Finnische Studie macht EU für hohe Stromrechnungen verantwortlich
Die Europäische Union und ihr Energiemarktsystem sind schuld an den sehr hohen Stromrechnungen im vergangenen Jahr, da die Unternehmen angesichts der niedrigen Produktionskosten satte Gewinne gemacht haben, so die Untersuchungsabteilung des finnischen Rundfunks in einer am Montag veröffentlichten Studie.
Die EU und deren Strommarktdesign sei für die hohen Stromrechnungen im vergangenen Jahr verantwortlich, so eine Studie des finnischen Rundfunks. Die Gewinne haben Energiekonzerne gemacht.
In Finnland stiegen die Strompreise im Jahr 2022 beträchtlich, insbesondere nach dem Ausbruch des Krieges in der Ukraine. Der durchschnittliche Strompreis stieg von 3,5 Cent pro Kilowattstunde vor dem Krieg auf durchschnittlich 25 Cent pro Kilowattstunde innerhalb von sechs Monaten zwischen Juli und Dezember 2022.
Die Energiekrise sei ein „Paradies für Energieerzeuger“ gewesen, da die Stromerzeugungskosten gleich geblieben seien, sagte Physikprofessor Peter Lund von der Universität Aalto gegenüber YLE und griff damit die Ergebnisse der Studie auf.
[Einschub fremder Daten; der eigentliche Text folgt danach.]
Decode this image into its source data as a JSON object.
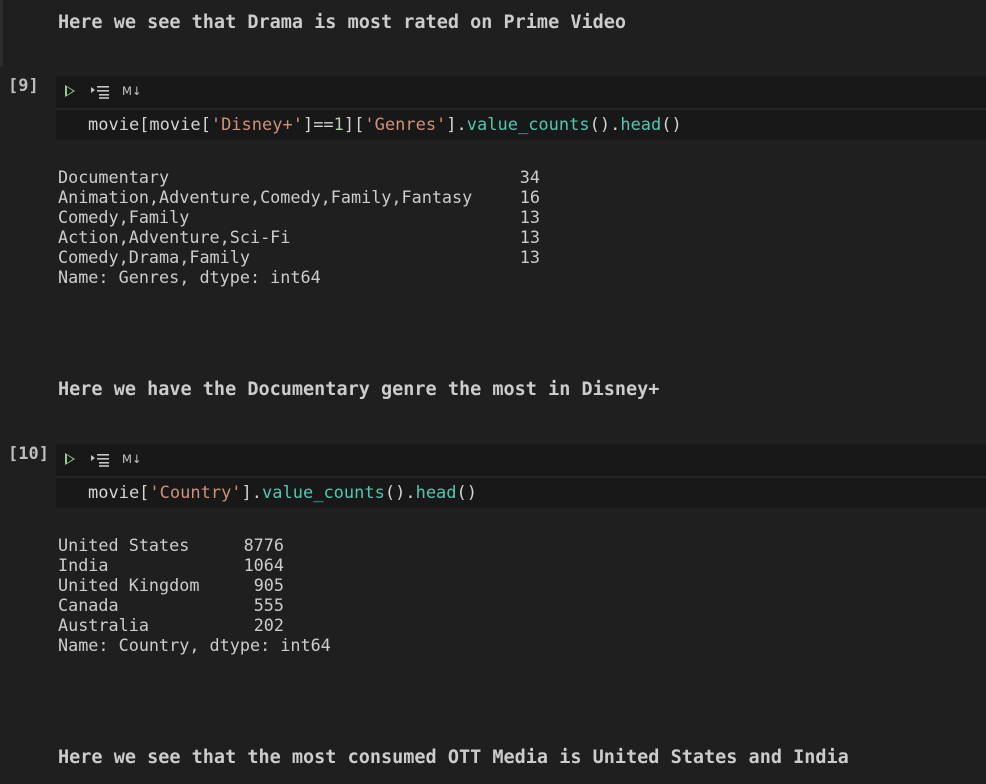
{
  "markdown": {
    "note_prime": "Here we see that Drama is most rated on Prime Video",
    "note_disney": "Here we have the Documentary genre the most in Disney+",
    "note_country": "Here we see that the most consumed OTT Media is United States and India"
  },
  "toolbar": {
    "run_icon": "run-cell-icon",
    "run_below_icon": "run-below-icon",
    "markdown_label": "M↓"
  },
  "cells": [
    {
      "execution_count": "[9]",
      "code_tokens": [
        {
          "t": "movie[movie[",
          "c": "id"
        },
        {
          "t": "'Disney+'",
          "c": "str"
        },
        {
          "t": "]==",
          "c": "op"
        },
        {
          "t": "1",
          "c": "num"
        },
        {
          "t": "][",
          "c": "op"
        },
        {
          "t": "'Genres'",
          "c": "str"
        },
        {
          "t": "].",
          "c": "op"
        },
        {
          "t": "value_counts",
          "c": "mth"
        },
        {
          "t": "().",
          "c": "op"
        },
        {
          "t": "head",
          "c": "mth"
        },
        {
          "t": "()",
          "c": "op"
        }
      ],
      "output": {
        "rows": [
          {
            "key": "Documentary",
            "value": "34"
          },
          {
            "key": "Animation,Adventure,Comedy,Family,Fantasy",
            "value": "16"
          },
          {
            "key": "Comedy,Family",
            "value": "13"
          },
          {
            "key": "Action,Adventure,Sci-Fi",
            "value": "13"
          },
          {
            "key": "Comedy,Drama,Family",
            "value": "13"
          }
        ],
        "footer": "Name: Genres, dtype: int64"
      }
    },
    {
      "execution_count": "[10]",
      "code_tokens": [
        {
          "t": "movie[",
          "c": "id"
        },
        {
          "t": "'Country'",
          "c": "str"
        },
        {
          "t": "].",
          "c": "op"
        },
        {
          "t": "value_counts",
          "c": "mth"
        },
        {
          "t": "().",
          "c": "op"
        },
        {
          "t": "head",
          "c": "mth"
        },
        {
          "t": "()",
          "c": "op"
        }
      ],
      "output": {
        "rows": [
          {
            "key": "United States",
            "value": "8776"
          },
          {
            "key": "India",
            "value": "1064"
          },
          {
            "key": "United Kingdom",
            "value": "905"
          },
          {
            "key": "Canada",
            "value": "555"
          },
          {
            "key": "Australia",
            "value": "202"
          }
        ],
        "footer": "Name: Country, dtype: int64"
      }
    }
  ]
}
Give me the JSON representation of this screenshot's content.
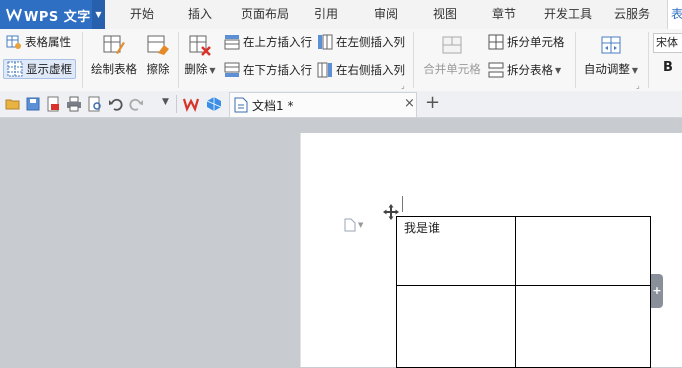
{
  "app": {
    "name": "WPS 文字"
  },
  "menu_tabs": [
    {
      "label": "开始"
    },
    {
      "label": "插入"
    },
    {
      "label": "页面布局"
    },
    {
      "label": "引用"
    },
    {
      "label": "审阅"
    },
    {
      "label": "视图"
    },
    {
      "label": "章节"
    },
    {
      "label": "开发工具"
    },
    {
      "label": "云服务"
    },
    {
      "label": "表"
    }
  ],
  "ribbon": {
    "table_properties": "表格属性",
    "show_gridlines": "显示虚框",
    "draw_table": "绘制表格",
    "erase": "擦除",
    "delete": "删除",
    "insert_row_above": "在上方插入行",
    "insert_row_below": "在下方插入行",
    "insert_col_left": "在左侧插入列",
    "insert_col_right": "在右侧插入列",
    "merge_cells": "合并单元格",
    "split_cells": "拆分单元格",
    "split_table": "拆分表格",
    "auto_fit": "自动调整",
    "font_name": "宋体",
    "bold": "B"
  },
  "doc_tab": {
    "title": "文档1 *",
    "close": "×",
    "new_tab": "+"
  },
  "document": {
    "cells": [
      [
        "我是谁",
        ""
      ],
      [
        "",
        ""
      ]
    ],
    "table_handle": "+"
  },
  "colors": {
    "brand": "#2f6fc3",
    "accent_red": "#d9342b"
  }
}
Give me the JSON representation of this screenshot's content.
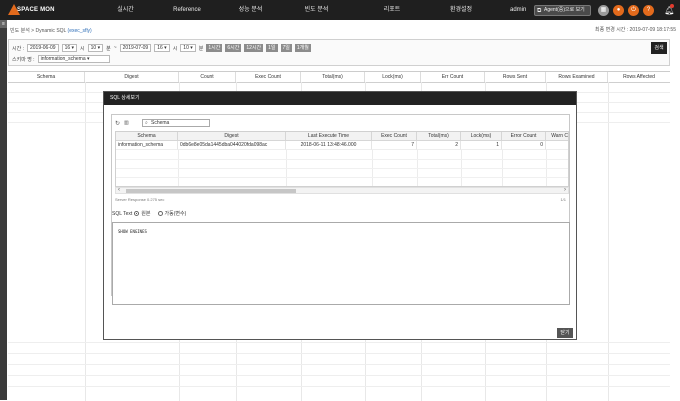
{
  "app": {
    "logo_text": "SPACE MON",
    "nav_items": [
      "실시간",
      "Reference",
      "성능 분석",
      "빈도 분석",
      "리포트",
      "환경설정"
    ],
    "user": "admin",
    "agent_button": "Agent(중)으로 보기",
    "colors": {
      "nav_bg": "#1f1f1f",
      "accent": "#e36a1c",
      "bell_badge": "#e33b2e"
    }
  },
  "breadcrumb": {
    "prefix": "빈도 분석 > Dynamic SQL ",
    "highlight": "(exec_sfly)"
  },
  "last_change": "최종 변경 시간 : 2019-07-09 18:17:55",
  "left_tab": "≡",
  "filter": {
    "time_label": "시간 :",
    "from_date": "2019-06-09",
    "from_hour": "16",
    "hour_unit": "시",
    "from_min": "10",
    "min_unit": "분",
    "tilde": "~",
    "to_date": "2019-07-09",
    "to_hour": "16",
    "to_min": "10",
    "quick_ranges": [
      "1시간",
      "6시간",
      "12시간",
      "1일",
      "7일",
      "1개월"
    ],
    "schema_label": "스키마 명 :",
    "schema_value": "information_schema",
    "search_button": "검색"
  },
  "background_table": {
    "columns": [
      "Schema",
      "Digest",
      "Count",
      "Exec Count",
      "Total(ms)",
      "Lock(ms)",
      "Err Count",
      "Rows Sent",
      "Rows Examined",
      "Rows Affected"
    ]
  },
  "modal": {
    "title": "SQL 상세보기",
    "schema_search": "Schema",
    "columns": [
      "Schema",
      "Digest",
      "Last Execute Time",
      "Exec Count",
      "Total(ms)",
      "Lock(ms)",
      "Error Count",
      "Warn Co"
    ],
    "row": {
      "schema": "information_schema",
      "digest": "0db6e8e05da1445dba044020fda098ac",
      "last_execute_time": "2018-06-11 13:48:46.000",
      "exec_count": "7",
      "total_ms": "2",
      "lock_ms": "1",
      "error_count": "0",
      "warn_count": ""
    },
    "server_response": "Server Response 0.275 sec",
    "page_count": "1/1",
    "sql_text_label": "SQL Text",
    "option_original": "원본",
    "option_variable": "가동(변수)",
    "sql_text": "SHOW ENGINES",
    "close_button": "닫기"
  },
  "icons": {
    "refresh": "refresh-icon",
    "columns": "columns-icon",
    "search": "search-icon",
    "scroll_left": "chevron-left-icon",
    "scroll_right": "chevron-right-icon"
  }
}
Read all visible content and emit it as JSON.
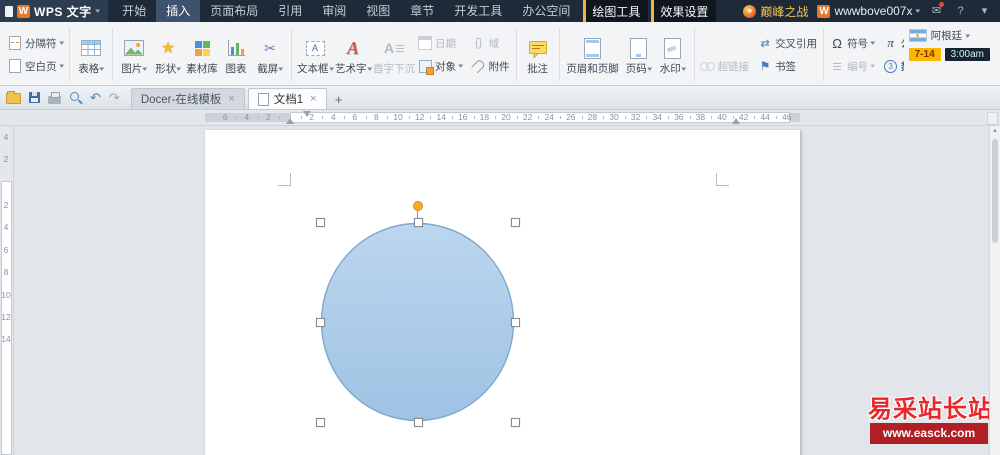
{
  "title_bar": {
    "logo_letter": "W",
    "app_name": "WPS 文字",
    "menu_tabs": [
      "开始",
      "插入",
      "页面布局",
      "引用",
      "审阅",
      "视图",
      "章节",
      "开发工具",
      "办公空间"
    ],
    "context_tabs": [
      "绘图工具",
      "效果设置"
    ],
    "game_label": "巅峰之战",
    "account_name": "wwwbove007x",
    "help_label": "?"
  },
  "ribbon": {
    "break_label": "分隔符",
    "blank_page_label": "空白页",
    "table_label": "表格",
    "picture_label": "图片",
    "shapes_label": "形状",
    "assets_label": "素材库",
    "chart_label": "图表",
    "screenshot_label": "截屏",
    "textbox_label": "文本框",
    "wordart_label": "艺术字",
    "dropcap_label": "首字下沉",
    "date_label": "日期",
    "field_label": "域",
    "object_label": "对象",
    "attachment_label": "附件",
    "comment_label": "批注",
    "header_footer_label": "页眉和页脚",
    "page_number_label": "页码",
    "watermark_label": "水印",
    "hyperlink_label": "超链接",
    "bookmark_label": "书签",
    "crossref_label": "交叉引用",
    "symbol_label": "符号",
    "symbol_glyph": "Ω",
    "formula_label": "公式",
    "formula_glyph": "π",
    "numbering_label": "编号",
    "number_label": "数字",
    "number_glyph": "3",
    "worldcup": {
      "team": "阿根廷",
      "score": "7-14",
      "time": "3:00am"
    }
  },
  "tab_bar": {
    "tabs": [
      {
        "label": "Docer-在线模板",
        "close": "×"
      },
      {
        "label": "文档1",
        "close": "×"
      }
    ],
    "new_tab_label": "+"
  },
  "ruler": {
    "h_left_numbers": [
      "6",
      "4",
      "2"
    ],
    "h_main_numbers": [
      "2",
      "4",
      "6",
      "8",
      "10",
      "12",
      "14",
      "16",
      "18",
      "20",
      "22",
      "24",
      "26",
      "28",
      "30",
      "32",
      "34",
      "36",
      "38",
      "40",
      "42",
      "44",
      "46"
    ],
    "v_top_numbers": [
      "4",
      "2"
    ],
    "v_main_numbers": [
      "2",
      "4",
      "6",
      "8",
      "10",
      "12",
      "14"
    ]
  },
  "shape": {
    "type": "ellipse",
    "fill_top": "#bcd6ee",
    "fill_bottom": "#9fc3e4",
    "stroke": "#7ea8cc",
    "rotate_handle_color": "#ffa826"
  },
  "watermark": {
    "line1": "易采站长站",
    "line2": "www.easck.com",
    "color": "#e8272c"
  }
}
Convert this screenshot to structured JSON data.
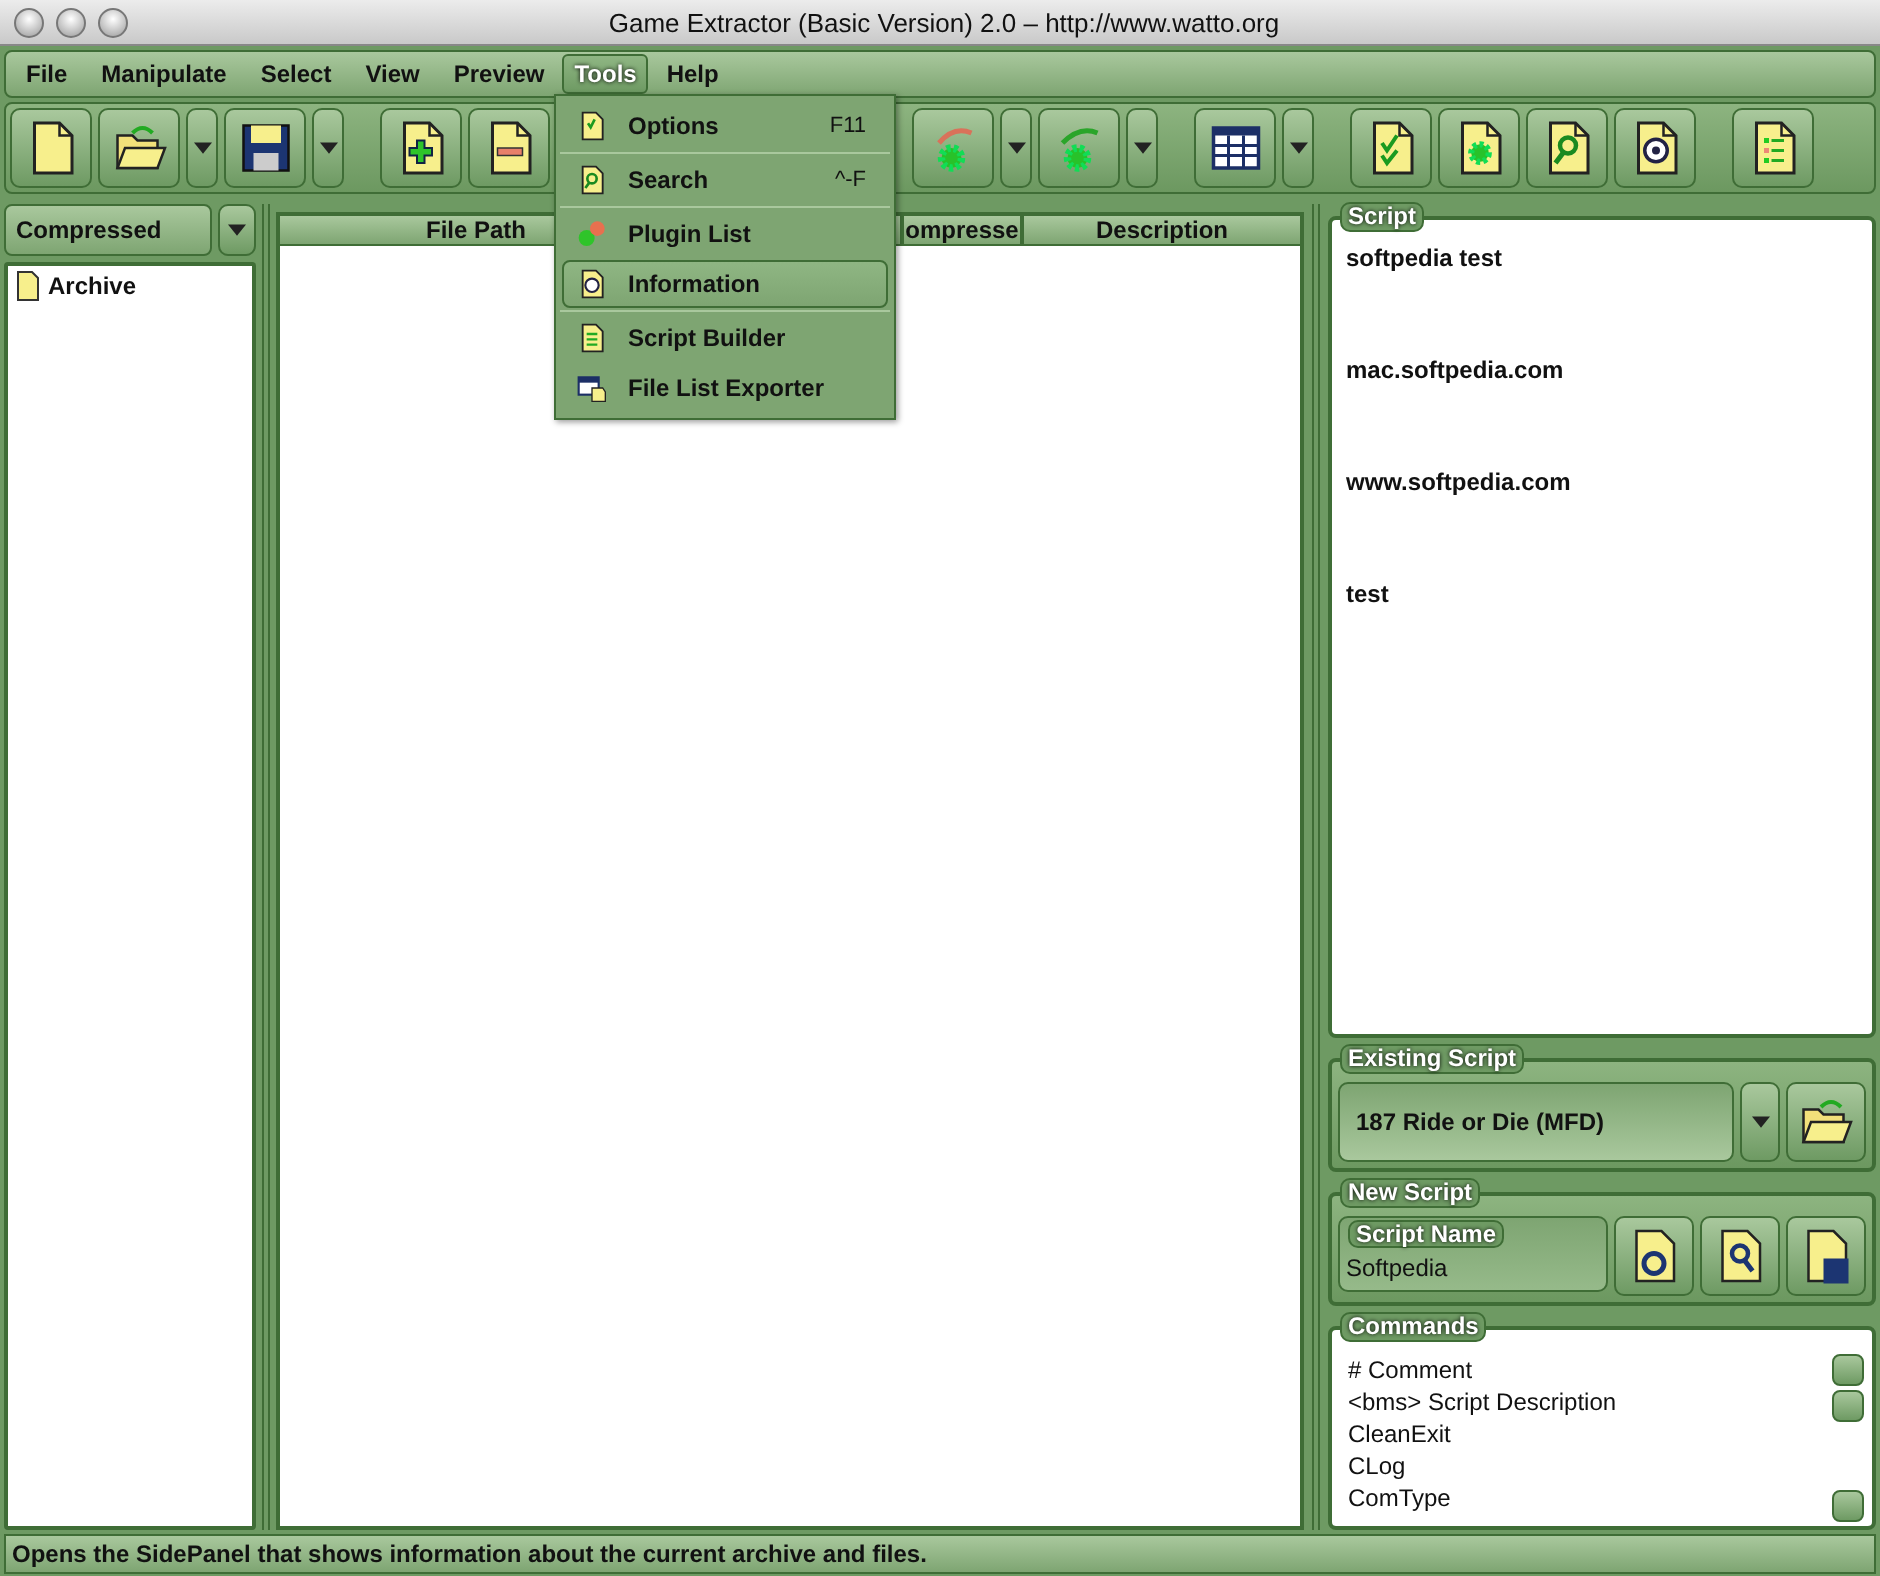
{
  "window": {
    "title": "Game Extractor (Basic Version) 2.0 – http://www.watto.org"
  },
  "menu_bar": [
    {
      "label": "File",
      "selected": false
    },
    {
      "label": "Manipulate",
      "selected": false
    },
    {
      "label": "Select",
      "selected": false
    },
    {
      "label": "View",
      "selected": false
    },
    {
      "label": "Preview",
      "selected": false
    },
    {
      "label": "Tools",
      "selected": true
    },
    {
      "label": "Help",
      "selected": false
    }
  ],
  "tools_menu": [
    {
      "label": "Options",
      "shortcut": "F11",
      "selected": false,
      "separator_after": true
    },
    {
      "label": "Search",
      "shortcut": "^-F",
      "selected": false,
      "separator_after": true
    },
    {
      "label": "Plugin List",
      "selected": false,
      "separator_after": false
    },
    {
      "label": "Information",
      "selected": true,
      "separator_after": true
    },
    {
      "label": "Script Builder",
      "selected": false,
      "separator_after": false
    },
    {
      "label": "File List Exporter",
      "selected": false,
      "separator_after": false
    }
  ],
  "toolbar": [
    [
      {
        "kind": "new",
        "dropdown": false
      },
      {
        "kind": "open",
        "dropdown": true
      },
      {
        "kind": "save",
        "dropdown": true
      }
    ],
    [
      {
        "kind": "add",
        "dropdown": false
      },
      {
        "kind": "remove",
        "dropdown": false
      }
    ],
    [
      {
        "kind": "extract-left",
        "dropdown": true
      },
      {
        "kind": "extract-right",
        "dropdown": true
      }
    ],
    [
      {
        "kind": "table",
        "dropdown": true
      }
    ],
    [
      {
        "kind": "check",
        "dropdown": false
      },
      {
        "kind": "gear-doc",
        "dropdown": false
      },
      {
        "kind": "search",
        "dropdown": false
      },
      {
        "kind": "help",
        "dropdown": false
      }
    ],
    [
      {
        "kind": "list",
        "dropdown": false
      }
    ]
  ],
  "left_panel": {
    "view": "Compressed",
    "tree": [
      {
        "label": "Archive"
      }
    ]
  },
  "file_table": {
    "columns": [
      "File Path",
      "ompresse",
      "Description"
    ]
  },
  "script": {
    "title": "Script",
    "lines": [
      "softpedia test",
      "mac.softpedia.com",
      "www.softpedia.com",
      "test"
    ]
  },
  "existing_script": {
    "title": "Existing Script",
    "value": "187 Ride or Die (MFD)"
  },
  "new_script": {
    "title": "New Script",
    "field_label": "Script Name",
    "value": "Softpedia"
  },
  "commands": {
    "title": "Commands",
    "items": [
      "# Comment",
      "<bms> Script Description",
      "CleanExit",
      "CLog",
      "ComType"
    ]
  },
  "status_bar": "Opens the SidePanel that shows information about the current archive and files."
}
Er sagte, dass die Europäische Union und ihr Strommarktdesign daran schuld seien.
Während das EU-Energiepreismodell, das auf Grenzpreisen basiert, die Preise unter normalen Umständen niedrig hält, fügte Lund hinzu, dass außergewöhnliche Umstände wie der Krieg in der Ukraine zu steigenden Preisen führten.
Da die Produktion fossiler Brennstoffe teurer geworden ist und die Preisgestaltung bestimmt, können die Verbraucher jetzt nicht in den Genuss billiger Solarenergie, Windenergie und Wasserkraft kommen.
Da jedoch andere Produktionskosten niedrig geblieben sind, haben die Energieunternehmen große Gewinne erzielt, wie die YLE-Studie ergab.
Finnland hat zusammen mit Deutschland, Dänemark, Estland, Luxemburg, Lettland und den Niederlanden das derzeitige EU-Energiemarktsystem und seine Grenzpreispraktiken verteidigt.